Are we eating poison?
An Austrian study on breast-fed children who had intestinal bleeding indicated that the cause was due to an intolerance to their mothers’ milk.
These infants often undergo examinations that are invasive and damaging at such a young age (proctoscopy or colonoscopy). This report, which was printed in the April issue of an authoritative medical magazine, goes on to relate that the children get better within 3 days if the mother goes on a diet.
We shouldn’t deny the existence of a food intolerance on principle
We can be sure that milk and its by-products are produced differently today than they were 40 years ago (just think of the residues of antibiotics that are present) but they can still be viewed as healthy foods as long as our diet takes into consideration individual needs and intolerances.
A recent Austrian study (Postgrad Med J 2001 Apr; 77 (906):252-4) re-introduces two very current topics in a dramatic way:
A) The attempt on the part of some medical groups to undermine the importance of breast feeding as if it could cause harm to the infant.
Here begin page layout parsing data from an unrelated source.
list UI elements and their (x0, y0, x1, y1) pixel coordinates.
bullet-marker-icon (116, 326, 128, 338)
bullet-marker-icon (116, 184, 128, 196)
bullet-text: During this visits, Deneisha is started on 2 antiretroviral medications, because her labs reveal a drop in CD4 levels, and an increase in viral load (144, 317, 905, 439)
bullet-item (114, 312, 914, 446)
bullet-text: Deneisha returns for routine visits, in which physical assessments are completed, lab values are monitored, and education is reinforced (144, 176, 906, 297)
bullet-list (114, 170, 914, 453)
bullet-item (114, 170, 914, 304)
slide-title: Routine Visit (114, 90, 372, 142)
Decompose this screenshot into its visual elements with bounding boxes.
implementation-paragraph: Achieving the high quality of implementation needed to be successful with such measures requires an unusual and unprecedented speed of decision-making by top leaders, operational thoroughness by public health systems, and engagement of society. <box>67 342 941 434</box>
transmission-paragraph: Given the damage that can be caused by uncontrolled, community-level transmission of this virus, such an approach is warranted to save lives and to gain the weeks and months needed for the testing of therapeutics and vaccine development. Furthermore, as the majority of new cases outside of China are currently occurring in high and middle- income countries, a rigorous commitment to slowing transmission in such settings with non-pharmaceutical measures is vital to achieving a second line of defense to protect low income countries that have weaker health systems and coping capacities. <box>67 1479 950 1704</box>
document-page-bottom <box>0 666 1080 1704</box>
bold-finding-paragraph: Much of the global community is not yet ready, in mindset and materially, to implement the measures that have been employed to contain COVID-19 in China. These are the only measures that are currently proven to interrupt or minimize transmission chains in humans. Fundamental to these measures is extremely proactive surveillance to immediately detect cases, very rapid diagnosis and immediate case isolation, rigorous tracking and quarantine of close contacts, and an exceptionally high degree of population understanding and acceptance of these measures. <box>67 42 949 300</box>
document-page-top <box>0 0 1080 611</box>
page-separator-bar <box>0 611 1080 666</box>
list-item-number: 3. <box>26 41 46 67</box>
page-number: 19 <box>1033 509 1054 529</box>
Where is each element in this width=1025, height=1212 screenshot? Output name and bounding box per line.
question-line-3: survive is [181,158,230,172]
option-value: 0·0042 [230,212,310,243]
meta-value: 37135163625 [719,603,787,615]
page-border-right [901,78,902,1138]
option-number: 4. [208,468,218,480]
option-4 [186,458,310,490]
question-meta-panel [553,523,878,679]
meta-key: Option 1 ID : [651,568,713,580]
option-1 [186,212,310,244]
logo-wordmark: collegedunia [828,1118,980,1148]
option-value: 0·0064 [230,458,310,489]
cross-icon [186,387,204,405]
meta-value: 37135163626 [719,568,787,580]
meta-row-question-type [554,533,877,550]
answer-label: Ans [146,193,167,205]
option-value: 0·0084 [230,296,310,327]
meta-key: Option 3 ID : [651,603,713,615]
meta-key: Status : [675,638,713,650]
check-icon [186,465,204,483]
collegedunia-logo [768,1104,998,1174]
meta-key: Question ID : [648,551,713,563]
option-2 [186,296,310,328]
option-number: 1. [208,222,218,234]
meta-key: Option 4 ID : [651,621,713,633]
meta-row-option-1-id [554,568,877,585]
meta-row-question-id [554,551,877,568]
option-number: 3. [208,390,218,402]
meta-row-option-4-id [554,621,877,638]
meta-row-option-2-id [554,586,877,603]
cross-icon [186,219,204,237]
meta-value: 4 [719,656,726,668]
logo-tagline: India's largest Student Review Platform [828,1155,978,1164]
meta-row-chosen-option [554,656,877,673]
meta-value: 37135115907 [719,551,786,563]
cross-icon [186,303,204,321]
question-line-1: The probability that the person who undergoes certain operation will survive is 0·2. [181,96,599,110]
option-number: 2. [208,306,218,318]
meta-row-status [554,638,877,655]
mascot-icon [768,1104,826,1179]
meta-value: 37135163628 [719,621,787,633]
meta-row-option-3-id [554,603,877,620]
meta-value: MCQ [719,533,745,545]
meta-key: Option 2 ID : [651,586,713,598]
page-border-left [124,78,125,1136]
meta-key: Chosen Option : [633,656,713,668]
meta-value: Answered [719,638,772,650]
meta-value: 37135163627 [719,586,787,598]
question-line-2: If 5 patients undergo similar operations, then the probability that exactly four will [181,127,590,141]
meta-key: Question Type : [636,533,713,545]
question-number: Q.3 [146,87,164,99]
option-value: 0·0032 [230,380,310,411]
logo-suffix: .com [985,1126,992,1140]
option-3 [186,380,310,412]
In this way they renew the promotion of artificial milk (it seems that the sad campaign for artificial milk that took place in Africa, with its numerous deaths wasn’t sufficient to appease the commercial appetite of some producers);
B) The use of harmful or inadequate examination instruments in place of medical common sense, which should be able to help understand the cause of an illness without preconceived ideas.
Unfortunately, in many medical sectors, the existence of immunological phenomena linked to food is still derided, in spite of of the abundant scientific documentation available.
It’s impossible to ignore the work on constipation correlated with milk intolerance (N Engl J Med 1998 Oct 15; 339 (16):1100-4), or the studies on intestinal blood loss caused by milk or milk by-product consumption by infants less than 1 year of age (J Pediatr 1999 Dec; 135(6): 720-6).
Nevertheless the majority of pediatricians and doctors continues to deny the evidence!